上掲記事でご紹介したとおり、大統領室の成太胤(ソン・テユン)政策室長がラジオ番組で「環境も整ってきたし、そろそろ金利を下げてもいい」という主旨の発言を行いました(2024年06月19日)。

『韓国銀行』からすれば、まさに『うっせーわ』であり、「中央銀行の独立性」とやらをうんぬんする国にしては露骨な圧力です。もっとも、中央銀行の独立性というのは「政府の方針と全く異なる金融施策を好き勝手に進めていい」ということではありませんが。

『韓国銀行』の方針に異を唱えるのはもちろん政府の勝手ですが、先にご紹介したとおり、韓国は金利を下げていい状況であるのかは悩ましいところです。

政府が基準金利を下げたいのは市場金利が下がり、お金が回るのを期待してのことです。しかしながら、この緩和した資金が不動産市場に突っ込まれることがあると、住宅ローンを拡大させて家計負債を拡大させる可能性大です。

まともな内需が不動産しかなく、また資産のほとんどが不動産である韓国からすれば、不動産市場の右肩が上がるのは助かることです。しかし、家計負債がまた異常なほど上昇すると――『IMF』(International Monetary Fundの略:国際通貨基金)などから「お前らは何をやっとるんじゃ」とお目玉を食らうこと必至です。

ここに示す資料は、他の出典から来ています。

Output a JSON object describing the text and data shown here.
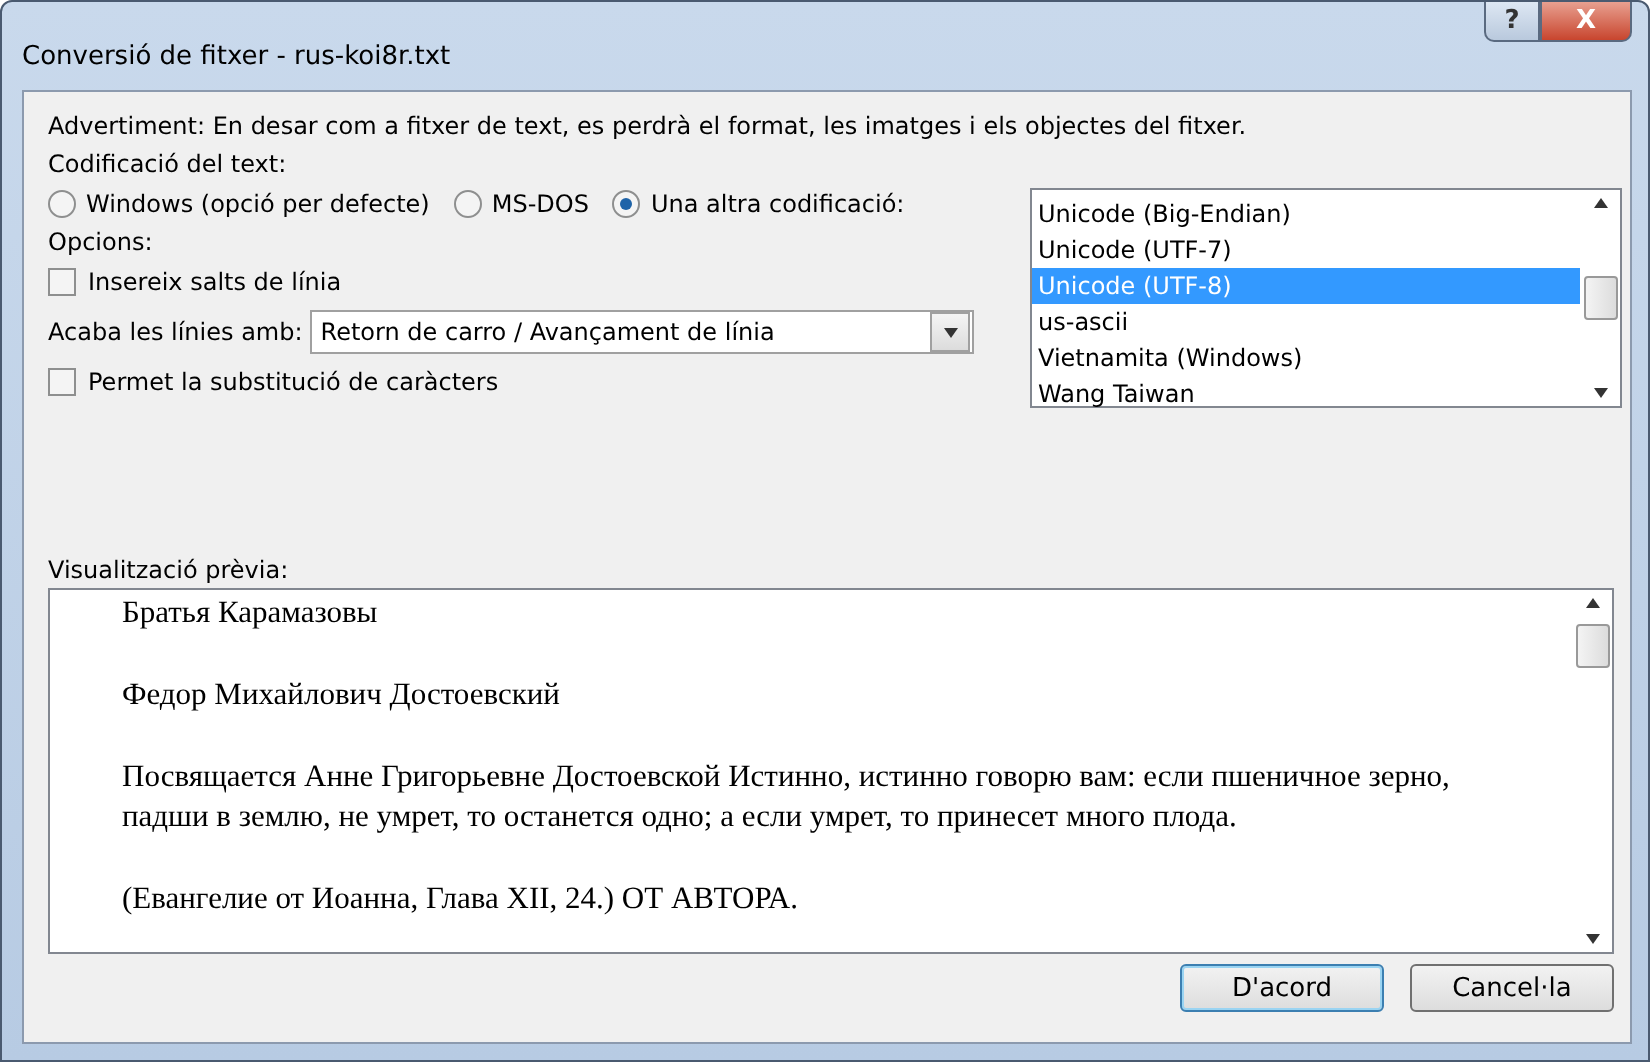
{
  "window": {
    "title": "Conversió de fitxer - rus-koi8r.txt",
    "buttons": [
      "?",
      "X"
    ]
  },
  "warning": "Advertiment: En desar com a fitxer de text, es perdrà el format, les imatges i els objectes del fitxer.",
  "encoding_label": "Codificació del text:",
  "encoding_options": [
    {
      "label": "Windows (opció per defecte)",
      "selected": false
    },
    {
      "label": "MS-DOS",
      "selected": false
    },
    {
      "label": "Una altra codificació:",
      "selected": true
    }
  ],
  "encodings": [
    {
      "label": "Unicode (Big-Endian)",
      "selected": false
    },
    {
      "label": "Unicode (UTF-7)",
      "selected": false
    },
    {
      "label": "Unicode (UTF-8)",
      "selected": true
    },
    {
      "label": "us-ascii",
      "selected": false
    },
    {
      "label": "Vietnamita (Windows)",
      "selected": false
    },
    {
      "label": "Wang Taiwan",
      "selected": false
    }
  ],
  "options_label": "Opcions:",
  "insert_breaks": {
    "label": "Insereix salts de línia",
    "checked": false
  },
  "line_end": {
    "label": "Acaba les línies amb:",
    "value": "Retorn de carro / Avançament de línia"
  },
  "allow_substitution": {
    "label": "Permet la substitució de caràcters",
    "checked": false
  },
  "preview": {
    "label": "Visualització prèvia:",
    "paragraphs": [
      "Братья Карамазовы",
      "Федор Михайлович Достоевский",
      "Посвящается Анне Григорьевне Достоевской Истинно, истинно говорю вам: если пшеничное зерно, падши в землю, не умрет, то останется одно; а если умрет, то принесет много плода.",
      "(Евангелие от Иоанна, Глава XII, 24.) ОТ АВТОРА."
    ]
  },
  "buttons": [
    "D'acord",
    "Cancel·la"
  ]
}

『IMF』(International Monetary Fundの略:国際通貨基金)のデータで見ても、家計負債の対GDP比は105%(世界第4位/2022年時点)。これが『IIF』(Institute of International Financeの略:国際金融協会)のデータになると「93.5%」で世界第1位です(主要38カ国中で)。

いずれにせよ、韓国の家計負債は世界トップクラスの水準であることに違いありません。

韓国の皆さんは「日本は借金大国」などと揶揄することがありますが、これは政府負債のことを指しており、家計負債ではありません。ちなみに日本の家計負債は対GDP比率で「68%」(同『IMF』の公表データによる)。

韓国の方が借金大国だというのが本当です。

先にもご紹介したとおり、韓国政府が抱えているのは、不動産市場は盛り上げたいけど家計負債を増やされるのも困るというジレンマで、これを両方達成することは不可能なのです。

なにより、住宅市場の異常な価格上昇が懸念されるのであれば、それをコントロールするのは韓国政府の仕事です。まだ金利が上がっていない状況で不動産市場に異常が検知されているのなら、それこそ政府が管理すべきなのです。

ですから、この状態で韓国政府が金融通貨委員会や『韓国銀行』に「金利下げろよ」というのは、自身の仕事を放棄しているのに等しい物言いです。